23 enero 2012

Tomás L

Tomás no quiere volver a ver a Penélope. En realidad le da un poco igual. Total, ya tiene novia y no debe y lo del otro día le viene de perlas para olvidarla. Pero en cuanto ve otra llamada de ella y una invitación a cenar no lo duda. Va a cenar con ella y va a volver a intentar acostarse. No en vano, Penélope es muy atractiva. No en vano, seguro que Matilde le engaña, como le engañó su primera novia. O quizá no, pero prefiere no arriesgarse a no engañarla por si luego ella le engaña. Al fin y al cabo, si no aprovecha esta oportunidad y Matilde le deja por otro, él se sentiría imbécil infinito. Así, al menos, si ella le deja por otro él tendrá el consuelo de no haber perdido el tiempo.

Tomás se cita con ella en una cafetería del centro. Se parece tanto a su hermana en los rasgos que, si algún amigo de Matilde le ve por la calle y le describe la chica con la que estuvo, ella dirá que es la hermana de Tomás y se quedará tranquila. Van directamente a su casa, porque Penélope ya tiene la cena preparada. Cenan y esta vez hacen el amor hasta el final. Penélope dice que le encanta. A Tomás también le encanta.
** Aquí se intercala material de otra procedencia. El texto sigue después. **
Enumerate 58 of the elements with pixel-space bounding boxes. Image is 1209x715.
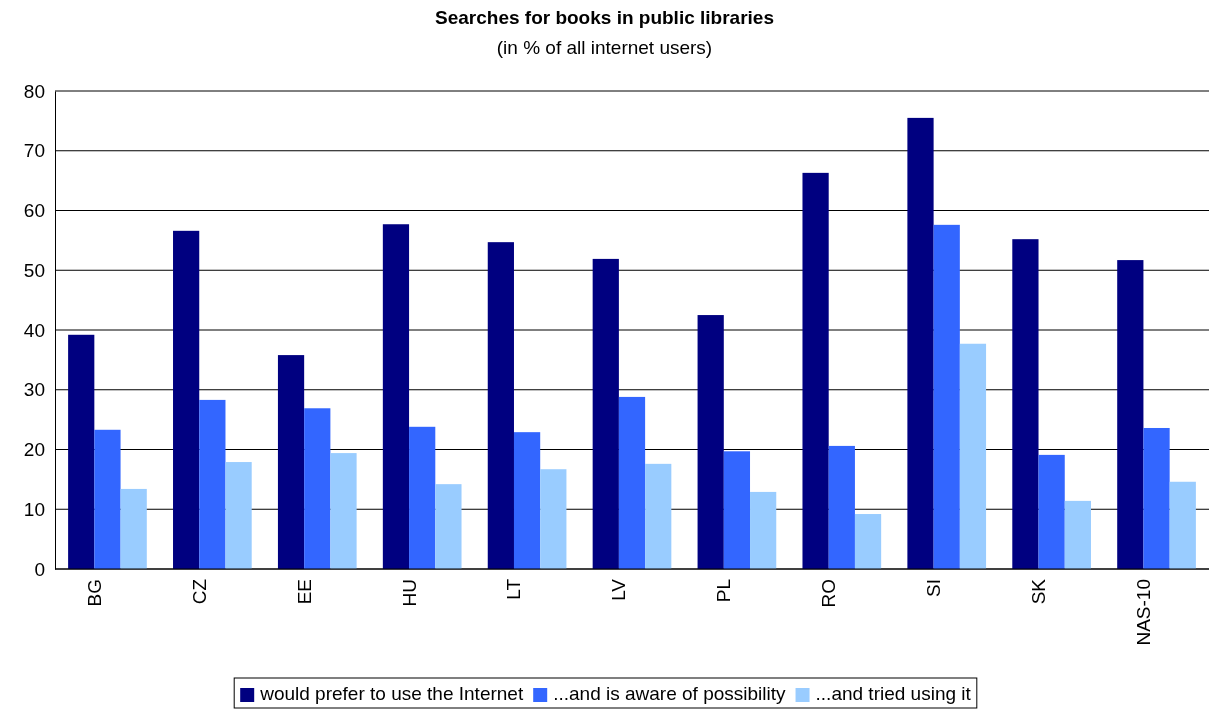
bar [723,451,751,569]
bar [854,514,882,569]
bar [173,230,200,569]
bar [959,343,987,569]
y-tick-label: 30 [23,379,45,401]
bar [225,462,252,569]
bar [828,445,855,569]
bar [330,453,357,569]
bar [1117,260,1144,569]
bar [697,315,724,569]
x-tick-label: BG [83,579,105,607]
legend-label: would prefer to use the Internet [259,683,524,704]
y-tick-label: 20 [23,439,45,461]
y-tick-label: 50 [23,259,45,281]
bar [435,484,462,569]
y-tick-label: 70 [23,140,45,162]
bar [487,242,514,569]
x-tick-label: LT [503,578,525,600]
bar [645,463,672,569]
x-tick-label: CZ [188,578,210,605]
bar [120,488,147,569]
y-tick-label: 60 [23,200,45,222]
bar [382,224,410,569]
y-tick-label: 80 [23,80,45,102]
bar [409,426,436,569]
bar [68,334,95,569]
x-tick-label: LV [608,578,630,601]
x-tick-label: NAS-10 [1132,579,1154,646]
bar [304,408,331,569]
bar [802,172,829,569]
x-tick-label: SI [923,579,945,597]
bar [513,432,541,569]
bar [618,396,646,569]
x-tick-label: EE [293,579,315,605]
x-tick-label: HU [398,579,420,607]
x-tick-label: SK [1027,578,1049,605]
legend-label: ...and tried using it [815,683,972,704]
bar [1169,481,1196,569]
bar [1143,427,1170,569]
chart-title: Searches for books in public libraries [435,7,774,28]
y-tick-label: 0 [34,558,45,580]
y-tick-label: 40 [23,319,45,341]
bar [540,469,567,569]
bar [199,399,226,569]
bar [1064,500,1091,569]
legend-label: ...and is aware of possibility [553,683,787,704]
x-tick-label: PL [713,579,735,603]
y-tick-label: 10 [23,498,45,520]
bar [750,491,777,569]
bar [277,355,305,569]
bar [907,117,934,569]
bar [933,224,960,569]
bar [592,258,619,569]
chart-subtitle: (in % of all internet users) [496,37,713,58]
bar [1038,454,1065,569]
bar [94,429,121,569]
bar [1012,239,1039,569]
x-tick-label: RO [818,579,840,608]
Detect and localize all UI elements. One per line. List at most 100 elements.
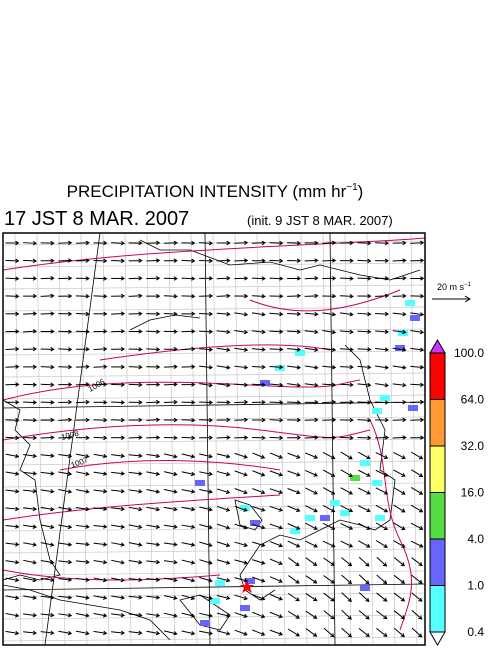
wind-arrow (322, 540, 336, 548)
wind-arrow (40, 382, 55, 388)
wind-arrow (163, 329, 178, 334)
wind-arrow (93, 276, 108, 281)
precipitation-cell (340, 510, 350, 516)
wind-arrow (339, 240, 354, 246)
wind-arrow (163, 506, 178, 512)
wind-arrow (287, 435, 302, 440)
wind-arrow (128, 364, 143, 370)
wind-arrow (410, 382, 425, 388)
wind-arrow (305, 469, 319, 477)
wind-arrow (58, 489, 73, 494)
wind-arrow (111, 346, 126, 352)
wind-arrow (269, 523, 284, 530)
wind-arrow (199, 630, 213, 636)
wind-arrow (75, 524, 90, 529)
wind-arrow (5, 435, 20, 441)
wind-arrow (181, 506, 196, 512)
wind-arrow (58, 471, 73, 476)
grid-line (2, 240, 426, 246)
wind-arrow (23, 542, 37, 547)
wind-arrow (146, 542, 161, 547)
colorbar-label: 64.0 (461, 393, 485, 407)
wind-arrow (216, 275, 231, 281)
wind-arrow (128, 435, 143, 440)
wind-arrow (5, 559, 20, 565)
wind-arrow (163, 435, 178, 441)
wind-arrow (376, 610, 388, 620)
wind-arrow (251, 240, 266, 246)
colorbar-segment (429, 492, 446, 540)
wind-arrow (357, 347, 372, 352)
colorbar-segment (429, 352, 446, 400)
wind-arrow (392, 329, 407, 335)
colorbar-label: 100.0 (454, 346, 484, 360)
wind-arrow (5, 630, 20, 636)
wind-arrow (181, 276, 196, 281)
wind-arrow (181, 594, 196, 601)
wind-arrow (199, 240, 214, 246)
wind-arrow (322, 329, 337, 335)
precipitation-cell (360, 585, 370, 591)
wind-arrow (163, 488, 178, 494)
wind-arrow (269, 576, 283, 583)
wind-arrow (5, 240, 20, 246)
wind-arrow (358, 627, 370, 638)
wind-arrow (128, 453, 143, 459)
wind-arrow (322, 522, 336, 530)
wind-arrow (376, 592, 388, 602)
wind-arrow (23, 240, 38, 246)
wind-arrow (93, 258, 108, 264)
wind-arrow (375, 417, 390, 423)
wind-arrow (340, 522, 354, 530)
wind-arrow (304, 240, 319, 246)
wind-arrow (252, 452, 266, 459)
wind-arrow (269, 258, 284, 264)
wind-arrow (323, 592, 335, 602)
wind-arrow (199, 329, 214, 334)
wind-arrow (146, 417, 161, 423)
wind-arrow (234, 488, 248, 495)
wind-arrow (5, 524, 20, 529)
wind-arrow (305, 610, 318, 619)
wind-arrow (146, 258, 161, 263)
parallel (2, 401, 426, 409)
wind-arrow (269, 364, 284, 370)
wind-arrow (216, 400, 231, 405)
wind-arrow (146, 435, 161, 440)
wind-arrow (287, 505, 301, 513)
wind-arrow (93, 294, 108, 299)
wind-arrow (339, 417, 354, 423)
wind-arrow (269, 593, 283, 601)
wind-arrow (111, 453, 126, 459)
wind-arrow (392, 311, 407, 317)
wind-arrow (357, 469, 371, 477)
isobar (2, 424, 371, 441)
wind-arrow (234, 559, 249, 565)
wind-arrow (23, 595, 37, 600)
grid-line (2, 460, 426, 466)
wind-arrow (163, 524, 178, 529)
wind-arrow (288, 575, 300, 584)
wind-arrow (216, 612, 231, 618)
wind-arrow (163, 471, 178, 477)
wind-arrow (410, 293, 425, 299)
wind-arrow (375, 311, 390, 317)
wind-arrow (128, 276, 143, 281)
wind-arrow (58, 613, 73, 618)
wind-arrow (323, 610, 335, 620)
wind-arrow (75, 471, 90, 477)
wind-arrow (5, 506, 20, 512)
precipitation-cell (405, 300, 415, 306)
wind-arrow (23, 311, 38, 316)
wind-arrow (269, 611, 283, 619)
wind-arrow (23, 612, 38, 618)
wind-arrow (23, 577, 37, 583)
wind-arrow (252, 559, 266, 565)
wind-arrow (40, 435, 55, 440)
wind-arrow (393, 540, 406, 548)
wind-arrow (287, 240, 302, 246)
wind-arrow (75, 630, 90, 636)
wind-arrow (216, 453, 231, 459)
wind-arrow (269, 382, 284, 388)
wind-arrow (75, 577, 90, 583)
Penélope, más ducha que Matilde, hace el amor mucho mejor, se mueve más, hace más trucos, le pone más ganas.

Cada vez que te acuestas con alguien nuevo descubres una cosa nueva, un movimiento nuevo, un pensamiento nuevo, una forma nueva.

Cuando Tomás abraza a Penélope, tras la consumación del coito, recuerda aquello nuevo que le hizo Matilde. Recuerda como tocó su pezón como si fuera una armónica, mordiéndolo con los labios y moviéndolos de lado a lado. Y eso le intranquiliza otra vez. Tiene que investigar lo de la cena. Se le había olvidado.